Faut-il faire aveuglement confiance aux agents immobiliers ?

La réponse la plus fréquente aux comptoirs de nos bistrots est « Non ». Et bien c’est à la fois vrai, et faux. Tout dépend de quel côté on se place…

Prenons un exemple précis qui va nous permettre de bien comprendre les mécanismes en jeu lors d’un acte d’achat ou de vente. Imaginons un bien immobilier, disons une maison, estimée à 250000 €. Bien sûr, le propriétaire-vendeur espère vendre son bien plus cher afin d’augmenter ses gains. Doit-il alors en confier la vente à un agent immobilier ? Ou bien est-il préférable qu’il consacre une partie de son temps à la recherche d’un acheteur prêt « à payer le prix fort » ?
On peut reformuler la question ainsi. L’agent immobilier a-t-il intérêt à dépenser beaucoup d’énergie pour vendre la maison à un prix supérieur à celui du marché ? La réponse peut sembler évidente, mais il n’en est rien. Pour comprendre, supposons que le vendeur espère céder son bien à 270000 €. Le gain net (par rapport au prix de base) serait alors d’environ 15000 € après paiement des taxes, des frais notariés et des frais d’agence. Une jolie somme qui vaut que l’on y consacre du temps et de l’énergie. Mais qu’en est-il de l’agent immobilier. En moyenne, ce dernier fait un bénéfice net de 1%, ce qui représente ici… 200 € ! On comprend tout de suite que le gain est peu motivant pour notre agent. Il y a donc peu de chance qu’il fasse beaucoup d’efforts pour vendre la maison au dessus du prix estimé. Autrement dit, le vendeur n’a pas à espérer grand chose de son agent, si ce n’est qu’il lui simplifie la tâche. D’où le « Non » souvent entendu.
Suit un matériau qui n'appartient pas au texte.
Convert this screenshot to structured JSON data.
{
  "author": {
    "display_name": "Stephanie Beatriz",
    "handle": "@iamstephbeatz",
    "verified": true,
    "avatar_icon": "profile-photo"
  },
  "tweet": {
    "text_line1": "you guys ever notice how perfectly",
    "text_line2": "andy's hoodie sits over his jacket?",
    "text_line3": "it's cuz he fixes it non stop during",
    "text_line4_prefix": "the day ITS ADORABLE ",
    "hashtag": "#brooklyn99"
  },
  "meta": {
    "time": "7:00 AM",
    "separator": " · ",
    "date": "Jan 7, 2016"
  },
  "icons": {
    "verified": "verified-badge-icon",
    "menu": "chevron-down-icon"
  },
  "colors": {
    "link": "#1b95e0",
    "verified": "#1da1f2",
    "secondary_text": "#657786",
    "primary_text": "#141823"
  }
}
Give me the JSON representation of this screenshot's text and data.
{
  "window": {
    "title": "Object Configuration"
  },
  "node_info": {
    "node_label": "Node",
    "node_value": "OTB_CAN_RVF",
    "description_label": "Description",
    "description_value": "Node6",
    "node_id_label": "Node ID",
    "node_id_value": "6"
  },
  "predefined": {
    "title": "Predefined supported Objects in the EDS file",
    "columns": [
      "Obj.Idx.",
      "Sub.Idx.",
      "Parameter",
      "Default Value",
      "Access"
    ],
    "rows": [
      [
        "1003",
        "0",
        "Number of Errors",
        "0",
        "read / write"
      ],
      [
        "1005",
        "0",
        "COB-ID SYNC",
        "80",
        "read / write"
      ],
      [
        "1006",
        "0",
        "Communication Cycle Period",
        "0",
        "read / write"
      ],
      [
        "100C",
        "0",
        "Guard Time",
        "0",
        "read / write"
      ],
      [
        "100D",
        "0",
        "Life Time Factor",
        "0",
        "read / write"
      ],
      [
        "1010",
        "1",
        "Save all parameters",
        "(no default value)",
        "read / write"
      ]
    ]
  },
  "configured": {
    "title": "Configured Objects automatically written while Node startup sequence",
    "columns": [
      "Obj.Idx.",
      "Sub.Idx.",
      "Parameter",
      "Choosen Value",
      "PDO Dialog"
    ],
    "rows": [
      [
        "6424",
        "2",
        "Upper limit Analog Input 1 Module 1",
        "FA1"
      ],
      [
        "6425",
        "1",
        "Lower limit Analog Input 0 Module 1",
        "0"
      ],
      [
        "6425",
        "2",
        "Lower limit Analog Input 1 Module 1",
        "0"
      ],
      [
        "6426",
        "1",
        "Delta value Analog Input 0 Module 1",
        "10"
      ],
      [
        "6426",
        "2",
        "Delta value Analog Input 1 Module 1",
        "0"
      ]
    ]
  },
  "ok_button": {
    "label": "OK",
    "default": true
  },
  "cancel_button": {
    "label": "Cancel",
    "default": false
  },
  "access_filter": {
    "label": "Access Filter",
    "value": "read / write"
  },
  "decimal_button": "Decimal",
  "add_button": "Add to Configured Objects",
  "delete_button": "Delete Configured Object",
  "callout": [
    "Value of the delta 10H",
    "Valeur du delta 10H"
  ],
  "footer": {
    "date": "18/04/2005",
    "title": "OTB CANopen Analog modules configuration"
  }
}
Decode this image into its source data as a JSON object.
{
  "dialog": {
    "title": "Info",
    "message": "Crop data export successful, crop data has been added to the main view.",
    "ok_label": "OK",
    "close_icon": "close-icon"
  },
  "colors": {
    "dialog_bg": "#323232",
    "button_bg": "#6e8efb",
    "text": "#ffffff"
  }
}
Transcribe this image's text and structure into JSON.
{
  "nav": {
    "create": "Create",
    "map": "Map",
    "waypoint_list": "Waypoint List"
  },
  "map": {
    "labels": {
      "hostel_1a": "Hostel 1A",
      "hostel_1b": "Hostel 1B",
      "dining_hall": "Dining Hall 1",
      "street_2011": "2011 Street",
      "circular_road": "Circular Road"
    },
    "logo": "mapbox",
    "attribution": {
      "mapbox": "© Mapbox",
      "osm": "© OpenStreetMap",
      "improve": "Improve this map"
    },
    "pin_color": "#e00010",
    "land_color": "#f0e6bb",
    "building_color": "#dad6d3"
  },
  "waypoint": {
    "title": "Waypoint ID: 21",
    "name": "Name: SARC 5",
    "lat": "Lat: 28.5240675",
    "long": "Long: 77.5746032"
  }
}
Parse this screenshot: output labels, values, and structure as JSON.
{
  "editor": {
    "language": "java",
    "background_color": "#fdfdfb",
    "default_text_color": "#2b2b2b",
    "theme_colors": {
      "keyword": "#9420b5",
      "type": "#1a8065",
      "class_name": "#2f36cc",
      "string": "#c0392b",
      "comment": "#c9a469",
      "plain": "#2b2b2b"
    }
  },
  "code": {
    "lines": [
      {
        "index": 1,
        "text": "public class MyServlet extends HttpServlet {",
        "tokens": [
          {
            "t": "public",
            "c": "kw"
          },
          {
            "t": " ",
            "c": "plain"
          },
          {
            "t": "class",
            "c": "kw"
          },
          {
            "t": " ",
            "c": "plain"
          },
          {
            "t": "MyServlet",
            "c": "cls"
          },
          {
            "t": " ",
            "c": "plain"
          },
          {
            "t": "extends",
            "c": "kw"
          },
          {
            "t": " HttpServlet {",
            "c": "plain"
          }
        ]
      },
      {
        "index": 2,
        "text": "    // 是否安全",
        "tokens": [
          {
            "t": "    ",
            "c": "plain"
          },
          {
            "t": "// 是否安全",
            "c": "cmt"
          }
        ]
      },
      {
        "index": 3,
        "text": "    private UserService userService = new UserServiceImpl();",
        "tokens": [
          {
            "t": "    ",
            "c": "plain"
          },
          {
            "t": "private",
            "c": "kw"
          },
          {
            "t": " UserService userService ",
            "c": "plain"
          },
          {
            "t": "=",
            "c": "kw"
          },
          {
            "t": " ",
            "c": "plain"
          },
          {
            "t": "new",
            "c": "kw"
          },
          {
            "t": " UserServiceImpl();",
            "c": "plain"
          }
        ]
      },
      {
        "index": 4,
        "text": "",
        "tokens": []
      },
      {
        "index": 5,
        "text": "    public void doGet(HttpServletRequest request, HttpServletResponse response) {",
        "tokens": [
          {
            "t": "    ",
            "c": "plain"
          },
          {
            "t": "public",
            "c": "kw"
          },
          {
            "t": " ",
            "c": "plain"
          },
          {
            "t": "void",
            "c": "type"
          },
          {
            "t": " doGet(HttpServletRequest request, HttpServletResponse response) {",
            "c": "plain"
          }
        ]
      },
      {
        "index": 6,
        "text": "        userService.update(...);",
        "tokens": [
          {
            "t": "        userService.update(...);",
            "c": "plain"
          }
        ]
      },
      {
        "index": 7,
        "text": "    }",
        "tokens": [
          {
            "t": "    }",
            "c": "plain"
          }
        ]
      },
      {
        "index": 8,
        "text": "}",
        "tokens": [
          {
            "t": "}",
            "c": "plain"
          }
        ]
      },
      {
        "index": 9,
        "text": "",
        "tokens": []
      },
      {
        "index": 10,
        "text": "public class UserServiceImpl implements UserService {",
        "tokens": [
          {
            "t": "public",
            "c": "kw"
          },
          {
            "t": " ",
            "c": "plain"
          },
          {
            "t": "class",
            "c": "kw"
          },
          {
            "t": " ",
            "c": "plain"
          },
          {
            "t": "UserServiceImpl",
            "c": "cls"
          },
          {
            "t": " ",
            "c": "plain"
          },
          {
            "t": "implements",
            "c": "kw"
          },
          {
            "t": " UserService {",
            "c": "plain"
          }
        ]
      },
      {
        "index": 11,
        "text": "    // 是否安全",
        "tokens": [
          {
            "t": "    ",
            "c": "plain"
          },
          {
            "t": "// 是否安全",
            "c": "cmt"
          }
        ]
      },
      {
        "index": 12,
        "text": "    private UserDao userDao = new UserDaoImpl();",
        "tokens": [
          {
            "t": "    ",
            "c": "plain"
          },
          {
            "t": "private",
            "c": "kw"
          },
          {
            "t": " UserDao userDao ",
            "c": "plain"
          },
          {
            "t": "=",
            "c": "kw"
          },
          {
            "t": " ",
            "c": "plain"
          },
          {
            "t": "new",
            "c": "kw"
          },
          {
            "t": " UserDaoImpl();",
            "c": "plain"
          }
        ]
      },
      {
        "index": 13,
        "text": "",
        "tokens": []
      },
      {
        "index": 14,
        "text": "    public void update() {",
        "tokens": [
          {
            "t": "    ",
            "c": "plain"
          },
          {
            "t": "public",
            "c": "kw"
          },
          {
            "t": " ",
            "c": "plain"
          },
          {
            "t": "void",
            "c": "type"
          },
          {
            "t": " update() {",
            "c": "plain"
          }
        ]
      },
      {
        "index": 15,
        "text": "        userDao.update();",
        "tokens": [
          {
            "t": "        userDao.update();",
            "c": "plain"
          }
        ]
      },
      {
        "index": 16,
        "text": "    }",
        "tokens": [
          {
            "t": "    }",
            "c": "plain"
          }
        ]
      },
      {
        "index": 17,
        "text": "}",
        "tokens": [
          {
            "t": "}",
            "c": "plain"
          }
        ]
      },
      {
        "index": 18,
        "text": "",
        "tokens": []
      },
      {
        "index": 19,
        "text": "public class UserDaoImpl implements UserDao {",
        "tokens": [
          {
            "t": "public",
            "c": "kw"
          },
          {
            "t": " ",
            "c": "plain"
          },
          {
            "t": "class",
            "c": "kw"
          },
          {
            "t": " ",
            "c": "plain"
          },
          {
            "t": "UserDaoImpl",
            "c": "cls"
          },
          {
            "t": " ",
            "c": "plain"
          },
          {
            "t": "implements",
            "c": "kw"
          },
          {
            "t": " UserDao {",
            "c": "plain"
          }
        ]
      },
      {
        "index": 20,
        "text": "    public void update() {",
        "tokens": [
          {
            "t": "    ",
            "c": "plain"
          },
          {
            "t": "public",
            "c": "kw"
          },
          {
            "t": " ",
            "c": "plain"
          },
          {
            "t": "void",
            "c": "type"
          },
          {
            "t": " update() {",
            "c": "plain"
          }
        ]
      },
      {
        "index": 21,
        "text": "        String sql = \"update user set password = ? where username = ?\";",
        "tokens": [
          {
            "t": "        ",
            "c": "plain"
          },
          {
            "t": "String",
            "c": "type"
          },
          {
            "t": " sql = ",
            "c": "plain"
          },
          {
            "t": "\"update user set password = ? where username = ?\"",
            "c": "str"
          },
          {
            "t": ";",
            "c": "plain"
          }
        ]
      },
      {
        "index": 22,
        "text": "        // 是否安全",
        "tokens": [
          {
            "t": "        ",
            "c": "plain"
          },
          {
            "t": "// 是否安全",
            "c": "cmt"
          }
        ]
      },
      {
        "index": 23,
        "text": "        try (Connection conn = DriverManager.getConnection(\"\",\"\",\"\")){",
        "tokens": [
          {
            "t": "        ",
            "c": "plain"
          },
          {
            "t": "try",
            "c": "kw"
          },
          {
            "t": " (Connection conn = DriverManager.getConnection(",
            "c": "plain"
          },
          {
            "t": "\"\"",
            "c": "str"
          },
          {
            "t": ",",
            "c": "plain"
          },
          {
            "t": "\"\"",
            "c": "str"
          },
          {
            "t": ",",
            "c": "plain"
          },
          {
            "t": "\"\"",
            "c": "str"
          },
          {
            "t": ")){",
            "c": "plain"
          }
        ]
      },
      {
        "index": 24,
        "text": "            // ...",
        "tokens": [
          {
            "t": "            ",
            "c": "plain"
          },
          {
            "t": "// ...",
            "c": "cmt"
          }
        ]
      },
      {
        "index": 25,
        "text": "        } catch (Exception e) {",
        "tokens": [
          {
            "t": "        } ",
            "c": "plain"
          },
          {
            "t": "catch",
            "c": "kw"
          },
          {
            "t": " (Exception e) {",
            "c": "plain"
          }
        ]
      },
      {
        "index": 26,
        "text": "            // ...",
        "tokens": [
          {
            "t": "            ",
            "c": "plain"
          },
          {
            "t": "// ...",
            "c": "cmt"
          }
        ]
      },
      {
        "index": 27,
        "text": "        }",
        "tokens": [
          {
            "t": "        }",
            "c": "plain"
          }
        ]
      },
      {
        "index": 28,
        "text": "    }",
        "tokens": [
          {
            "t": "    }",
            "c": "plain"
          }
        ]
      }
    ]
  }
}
C’est à cette conclusion qu’arrivent l’économiste américain S. D. Levitt et son compatriote journaliste S. J. Dubner dans leur ouvrage intitulé Freakonomics en employant un raisonnement similaire. Levitt montre d’ailleurs, statistiques officielles à l’appui, qu’un agent immobilier vend son bien propre à un prix supérieur à un bien comparable qu’il ne possède pas mais dont il a la charge.
Je vous recommande grandement la lecture de cet essai. C’est certes un traité d’économie mais avec un angle d’attaque que je ne connaissais pas (c’est ce qui a valu d’ailleurs à S.D. Levitt, professeur à l’Université de Chicago, d’être le récipiendaire de la médaille John Clark). Levitt a en effet choisi de regarder l’économie et plus généralement notre société à travers le prisme de la motivation et de l’intérêt (incentive en américain). Le résultat est brillant, drôle et surprenant. Si vous mettez le nez dans cet ouvrage, vous ne le lâcherez pas avant d’avoir atteint la dernière page. Et une fois le livre reposé, votre regard sur le monde sera sans doute modifié.

Revenons à notre agent-immobilier et essayons d’aller plus loin.
Plaçons-nous cette fois-ci du côté d’un acheteur qui a trouvé une maison à vendre à 250000 €. Peut-il espérer l’acheter pour seulement 230000 €, soit un gain non négligeable de 8% ? Oui, me semble-t-il, surtout s’il fait appel à un agent immobilier. Celui-ci est certainement prêt à perdre 100 € sur la vente, soit quasiment rien, si le bien part vite. Il pourra alors se consacrer à la vente suivante (en ayant au passage amélioré ses statistiques). D’où le « Oui » rarement entendu.

Cette analyse simple – mais non simpliste – nous montre que la réponse à la question posée dans le titre du billet dépend du point d’observation. Pour reprendre l’idée de Levitt, le vendeur et l’agent n’ont pas la même motivation. Le premier a une motivation « économique » : il faut vendre au prix le plus élevé pour augmenter le gain. Quant au deuxième, il a une motivation que je qualifierais de « temporelle » : il faut vendre le plus vite possible, même en dessous du prix du marché. L’incompatibilité des deux intérêts instantanés (l’intérêt à long terme est le même) fait qu’il est sans doute préférable de s’occuper soi-même de la vente de la maison.
On comprend également pourquoi un acheteur peut espérer une bonne remise au détriment du vendeur : il satisfait ainsi à l’intérêt de l’agent.